Wednesday, April 23, 2014
By Jonathan Riskind firstname.lastname@example.org
Washington Bureau Chief
WASHINGTON — U.S. Sen. Olympia Snowe rocked the political landscape Tuesday with a stunning announcement that she won't run again, drawing the curtain on a storied political career and staggering Republican hopes to recapture a Senate majority.
In Olympia Snowe's words: “I have no doubt I would have won re-election. ... I do find it frustrating, however, that an atmosphere of polarization and ‘my way or the highway’ ideologies has become pervasive in campaigns and in our governing institutions.”
The Associated Press
Snowe, who has represented Maine in Congress since 1978, said she no longer wanted to serve in an increasingly partisan and polarized Senate.
"As I have long said, what motivates me is producing results for those who have entrusted me to be their voice and their champion," Snowe said in a prepared statement. "I do find it frustrating, however, that an atmosphere of polarization and 'my way or the highway' ideologies has become pervasive in campaigns and in our governing institutions."
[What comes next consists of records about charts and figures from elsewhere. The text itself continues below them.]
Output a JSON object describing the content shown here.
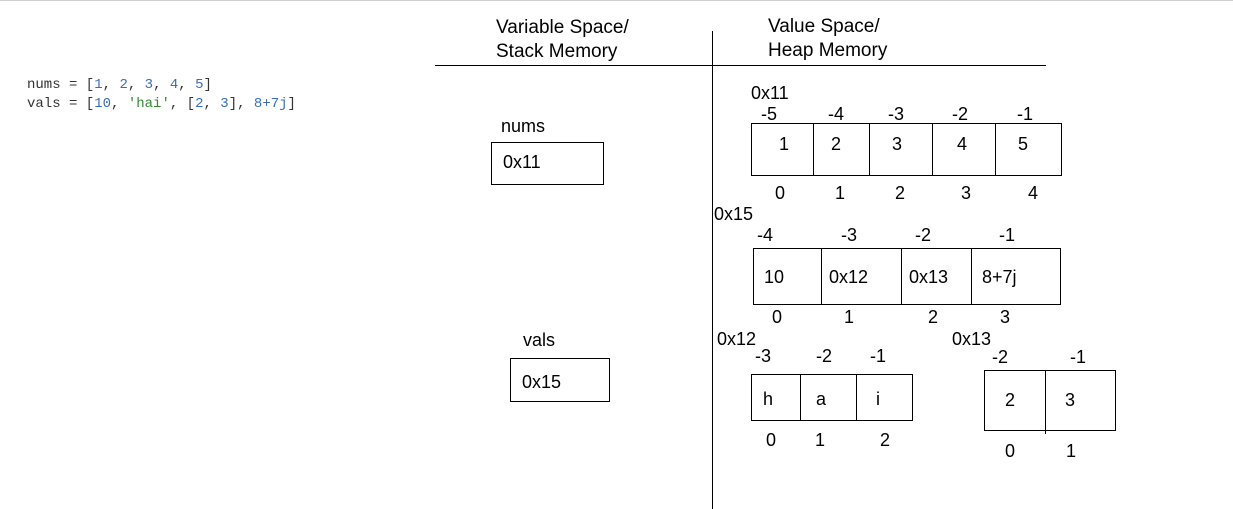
{
  "code": {
    "line1": {
      "prefix": "nums = [",
      "n1": "1",
      "c1": ", ",
      "n2": "2",
      "c2": ", ",
      "n3": "3",
      "c3": ", ",
      "n4": "4",
      "c4": ", ",
      "n5": "5",
      "suffix": "]"
    },
    "line2": {
      "prefix": "vals = [",
      "n1": "10",
      "c1": ", ",
      "s1": "'hai'",
      "c2": ", [",
      "n2": "2",
      "c3": ", ",
      "n3": "3",
      "c4": "], ",
      "n4": "8+7j",
      "suffix": "]"
    }
  },
  "headers": {
    "variable_space": "Variable Space/",
    "stack_memory": "Stack Memory",
    "value_space": "Value Space/",
    "heap_memory": "Heap Memory"
  },
  "variables": [
    {
      "name": "nums",
      "ref": "0x11"
    },
    {
      "name": "vals",
      "ref": "0x15"
    }
  ],
  "heap": {
    "nums_list": {
      "address": "0x11",
      "neg_indices": [
        "-5",
        "-4",
        "-3",
        "-2",
        "-1"
      ],
      "values": [
        "1",
        "2",
        "3",
        "4",
        "5"
      ],
      "pos_indices": [
        "0",
        "1",
        "2",
        "3",
        "4"
      ]
    },
    "vals_list": {
      "address": "0x15",
      "neg_indices": [
        "-4",
        "-3",
        "-2",
        "-1"
      ],
      "values": [
        "10",
        "0x12",
        "0x13",
        "8+7j"
      ],
      "pos_indices": [
        "0",
        "1",
        "2",
        "3"
      ]
    },
    "hai_string": {
      "address": "0x12",
      "neg_indices": [
        "-3",
        "-2",
        "-1"
      ],
      "values": [
        "h",
        "a",
        "i"
      ],
      "pos_indices": [
        "0",
        "1",
        "2"
      ]
    },
    "inner_list": {
      "address": "0x13",
      "neg_indices": [
        "-2",
        "-1"
      ],
      "values": [
        "2",
        "3"
      ],
      "pos_indices": [
        "0",
        "1"
      ]
    }
  }
}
A political moderate, Snowe backs abortion rights and often drew fire from GOP conservatives for casting key votes that helped Democrats pass major legislation.
She was the only Republican on the influential Senate Finance Committee to vote in favor of President Obama's health care reform bill in 2009. Although she wound up voting against it on the Senate floor, many conservatives blame her for the legislation becoming law in 2010.
Obama issued a statement Tuesday night saying that "from her unwavering support for our troops, to her efforts to reform Wall Street, to fighting for Maine's small businesses, Senator Snowe's career demonstrates how much can be accomplished when leaders from both parties come together to do the right thing for the American people."
The president also lauded Snowe, who turned 65 on Feb. 21, for being the first woman in American history to serve in both houses of a state legislature and both houses of Congress.
Snowe was one of just three Republican senators, including fellow Maine Republican Susan Collins, to help Democrats pass the 2010 financial regulatory overhaul bill. She and Collins just last week were rated the two least conservative GOP senators for 2011 by National Journal.
Collins said in a prepared statement that she was "absolutely devastated to learn that Olympia has decided not to seek re-election to the United States Senate. Truly, there is no one who works harder on behalf of Maine and our nation."
Snowe did not return calls Tuesday seeking additional comment.
Her move stunned top Republican Senate leaders, as well as Snowe's own campaign staff, who said they learned of the senator's decision shortly before it was announced.
Snowe had stockpiled nearly $3.4 million in her campaign war chest as of Dec. 31, led by 40 points in internal GOP polls and won in 2006 with 74 percent of the vote.
Her decision not to seek a fourth term set off a political frenzy both in Washington and Maine political circles.
In Washington, national GOP leaders and independent analysts had considered Snowe's seat safely in Republican hands as the GOP aimed to topple Democrats' 53-seat Senate majority.
"It gives Democrats another target," said Jennifer Duffy, a senior editor for the nonpartisan Cook Political Report in Washington. "It certainly makes getting to 51 seats a little harder for Republicans. The game is not over. It just isn't what they needed."
Snowe's Maine political career has spanned 33 years, beginning in 1973 when she was elected to the Maine House. She went on to the Maine Senate and then the U.S. House in 1978 before being elected to the Senate in 1994.
Her life has included tragedy along with political success.